Learning contact-rich scooping motions for an articulated wheel loader in high-fidelity physics simulation.

Isaac Sim IsaacLab Granular Contact Reinforcement Learning Construction Robotics PhysX

Links

Main Portfolio

Objective & Metrics

The goal of this project is to train an autonomous wheel loader to perform stable, repeatable scooping motions under granular contact. The emphasis is on bucket fill consistency, actuator smoothness, and robustness to pile variation.

Primary objective

Consistent scooping behavior

Task metric

Bucket fill proxy

Stability metric

Torque / oscillation penalties

Generalization metric

Success across pile variations

Introduction

Wheel loaders are central to construction and mining operations, executing repetitive scooping and loading cycles in highly unstructured environments. Automating these tasks is challenging due to articulated dynamics, underactuated vehicle motion, and contact-rich interaction with granular material.

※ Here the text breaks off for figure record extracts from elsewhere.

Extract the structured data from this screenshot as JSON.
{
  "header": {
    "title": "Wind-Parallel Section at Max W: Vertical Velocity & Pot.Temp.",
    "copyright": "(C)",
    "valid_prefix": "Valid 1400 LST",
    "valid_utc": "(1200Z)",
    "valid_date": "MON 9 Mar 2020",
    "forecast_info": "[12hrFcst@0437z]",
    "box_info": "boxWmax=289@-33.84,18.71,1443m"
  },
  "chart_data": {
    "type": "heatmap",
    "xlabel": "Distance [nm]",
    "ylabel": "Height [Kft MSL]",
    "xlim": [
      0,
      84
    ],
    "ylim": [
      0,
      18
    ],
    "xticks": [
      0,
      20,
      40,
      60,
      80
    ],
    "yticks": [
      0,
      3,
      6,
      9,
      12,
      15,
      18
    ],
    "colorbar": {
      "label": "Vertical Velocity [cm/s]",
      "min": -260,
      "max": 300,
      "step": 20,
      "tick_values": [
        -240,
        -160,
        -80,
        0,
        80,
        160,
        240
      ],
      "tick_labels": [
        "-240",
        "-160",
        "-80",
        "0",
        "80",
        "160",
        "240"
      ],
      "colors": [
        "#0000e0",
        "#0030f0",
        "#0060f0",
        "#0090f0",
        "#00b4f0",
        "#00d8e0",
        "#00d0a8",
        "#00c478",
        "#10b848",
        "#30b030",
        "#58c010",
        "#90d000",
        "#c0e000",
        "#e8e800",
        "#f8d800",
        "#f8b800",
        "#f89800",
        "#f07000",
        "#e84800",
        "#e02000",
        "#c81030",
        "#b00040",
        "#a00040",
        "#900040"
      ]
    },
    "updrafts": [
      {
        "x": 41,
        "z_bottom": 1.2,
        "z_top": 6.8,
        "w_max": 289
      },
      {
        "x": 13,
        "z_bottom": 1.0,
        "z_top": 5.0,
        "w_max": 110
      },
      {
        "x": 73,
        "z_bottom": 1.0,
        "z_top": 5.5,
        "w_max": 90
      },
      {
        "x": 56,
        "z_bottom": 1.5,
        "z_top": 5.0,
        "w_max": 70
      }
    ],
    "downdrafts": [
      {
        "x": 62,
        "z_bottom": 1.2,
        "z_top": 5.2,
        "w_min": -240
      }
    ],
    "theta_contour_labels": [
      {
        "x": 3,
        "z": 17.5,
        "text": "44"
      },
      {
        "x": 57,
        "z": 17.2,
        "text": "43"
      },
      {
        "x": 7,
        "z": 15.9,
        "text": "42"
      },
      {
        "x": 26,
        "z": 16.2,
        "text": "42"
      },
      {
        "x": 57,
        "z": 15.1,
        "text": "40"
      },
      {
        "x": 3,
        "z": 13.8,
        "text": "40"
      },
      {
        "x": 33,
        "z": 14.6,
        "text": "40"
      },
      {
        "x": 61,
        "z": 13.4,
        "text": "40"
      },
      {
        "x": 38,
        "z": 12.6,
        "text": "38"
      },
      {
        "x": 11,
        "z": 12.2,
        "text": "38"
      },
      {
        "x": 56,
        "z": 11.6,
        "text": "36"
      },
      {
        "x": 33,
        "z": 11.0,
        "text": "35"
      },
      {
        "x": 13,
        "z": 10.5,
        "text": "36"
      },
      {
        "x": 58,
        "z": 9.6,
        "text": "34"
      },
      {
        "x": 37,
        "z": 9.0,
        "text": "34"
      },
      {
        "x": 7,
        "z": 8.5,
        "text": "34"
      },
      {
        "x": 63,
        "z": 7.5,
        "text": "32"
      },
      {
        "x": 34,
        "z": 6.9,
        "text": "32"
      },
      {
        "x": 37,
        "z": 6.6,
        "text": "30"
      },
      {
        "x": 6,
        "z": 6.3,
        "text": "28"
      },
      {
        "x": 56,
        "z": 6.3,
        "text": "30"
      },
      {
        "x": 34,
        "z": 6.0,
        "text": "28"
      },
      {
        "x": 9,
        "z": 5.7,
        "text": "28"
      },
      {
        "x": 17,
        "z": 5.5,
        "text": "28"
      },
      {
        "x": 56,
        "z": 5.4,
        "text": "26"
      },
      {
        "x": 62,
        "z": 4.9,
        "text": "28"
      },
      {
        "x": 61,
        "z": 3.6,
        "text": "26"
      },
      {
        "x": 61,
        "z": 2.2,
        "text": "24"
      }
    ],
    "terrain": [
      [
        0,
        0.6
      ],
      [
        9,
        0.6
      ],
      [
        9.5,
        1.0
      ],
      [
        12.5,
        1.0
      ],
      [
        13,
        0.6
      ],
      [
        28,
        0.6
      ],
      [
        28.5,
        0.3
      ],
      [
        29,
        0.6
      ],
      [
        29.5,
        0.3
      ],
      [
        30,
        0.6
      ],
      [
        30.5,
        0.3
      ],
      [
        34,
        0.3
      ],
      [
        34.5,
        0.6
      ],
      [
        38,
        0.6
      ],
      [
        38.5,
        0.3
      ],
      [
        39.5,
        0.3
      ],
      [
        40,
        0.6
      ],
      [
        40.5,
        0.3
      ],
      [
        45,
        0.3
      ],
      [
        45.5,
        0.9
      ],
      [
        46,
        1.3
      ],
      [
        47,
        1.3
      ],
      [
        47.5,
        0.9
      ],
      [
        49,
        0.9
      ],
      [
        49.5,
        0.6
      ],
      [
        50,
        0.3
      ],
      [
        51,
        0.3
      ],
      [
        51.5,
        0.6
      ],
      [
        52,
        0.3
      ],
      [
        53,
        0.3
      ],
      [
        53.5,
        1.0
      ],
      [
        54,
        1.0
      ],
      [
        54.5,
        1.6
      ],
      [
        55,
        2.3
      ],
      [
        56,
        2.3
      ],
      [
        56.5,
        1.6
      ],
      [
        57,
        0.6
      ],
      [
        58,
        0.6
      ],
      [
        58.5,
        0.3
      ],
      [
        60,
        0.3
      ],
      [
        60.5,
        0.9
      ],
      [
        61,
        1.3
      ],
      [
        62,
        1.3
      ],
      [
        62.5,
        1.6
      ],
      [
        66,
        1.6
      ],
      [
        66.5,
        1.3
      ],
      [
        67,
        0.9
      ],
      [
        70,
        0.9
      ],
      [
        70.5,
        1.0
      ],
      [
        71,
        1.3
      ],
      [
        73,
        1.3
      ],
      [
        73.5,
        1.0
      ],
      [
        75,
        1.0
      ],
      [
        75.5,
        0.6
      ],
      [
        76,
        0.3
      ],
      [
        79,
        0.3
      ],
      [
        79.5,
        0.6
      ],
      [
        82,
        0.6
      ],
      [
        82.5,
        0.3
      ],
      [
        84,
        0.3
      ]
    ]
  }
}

This project explores whether reinforcement learning can produce robust scooping policies in a simulation-first setting using Isaac Sim / IsaacLab, providing a testbed for future sim-to-real transfer.

System Pipeline

High-fidelity articulated loader simulation with granular rock piles.
Scripted/Bézier motion baselines for debugging and comparison.
PPO-style RL with reward shaping for fill, smoothness, and safety.
Evaluation across randomized pile configurations.

Methods

Simulation Environment

Custom IsaacLab environment with articulated arm and bucket joints.
Granular piles modeled using rigid bodies / particle-like approximations.
Joint limits, actuator constraints, and PD control integrated.

Observations & Actions

Observations: joint states, bucket pose, task-relevant contact signals.
Actions: continuous joint commands for arm and bucket actuation.

Reward Design

Positive reward for payload retained in the bucket.
Penalties for excessive torque, oscillations, and unsafe contacts.
Terminal penalties for failed scooping attempts.

Results

In simulation, the learned policy achieved smoother and more repeatable scooping motions than scripted baselines. The policy reduced abrupt reversals during pile penetration and exhibited improved stability across moderate pile variations.

Improved consistency in bucket fill across evaluation episodes.
Reduced torque spikes compared to baseline motions.
Better tolerance to pile shape variation.

Discussion

This project highlights the importance of reward design and stable contact modeling in learning contact-rich manipulation behaviors. While the policy performs well within the training regime, generalization to wider pile distributions and real hardware remains an open challenge.

Future work includes stronger domain randomization, perception-conditioned policies, and hierarchical task decomposition for full loading cycles.

My Contribution

Designed and implemented the Isaac Sim / IsaacLab scooping environment.
Built scripted motion baselines and reward shaping.
Trained and evaluated RL policies under granular contact.
Analyzed failure modes and prepared portfolio visualizations.
Authored this project webpage.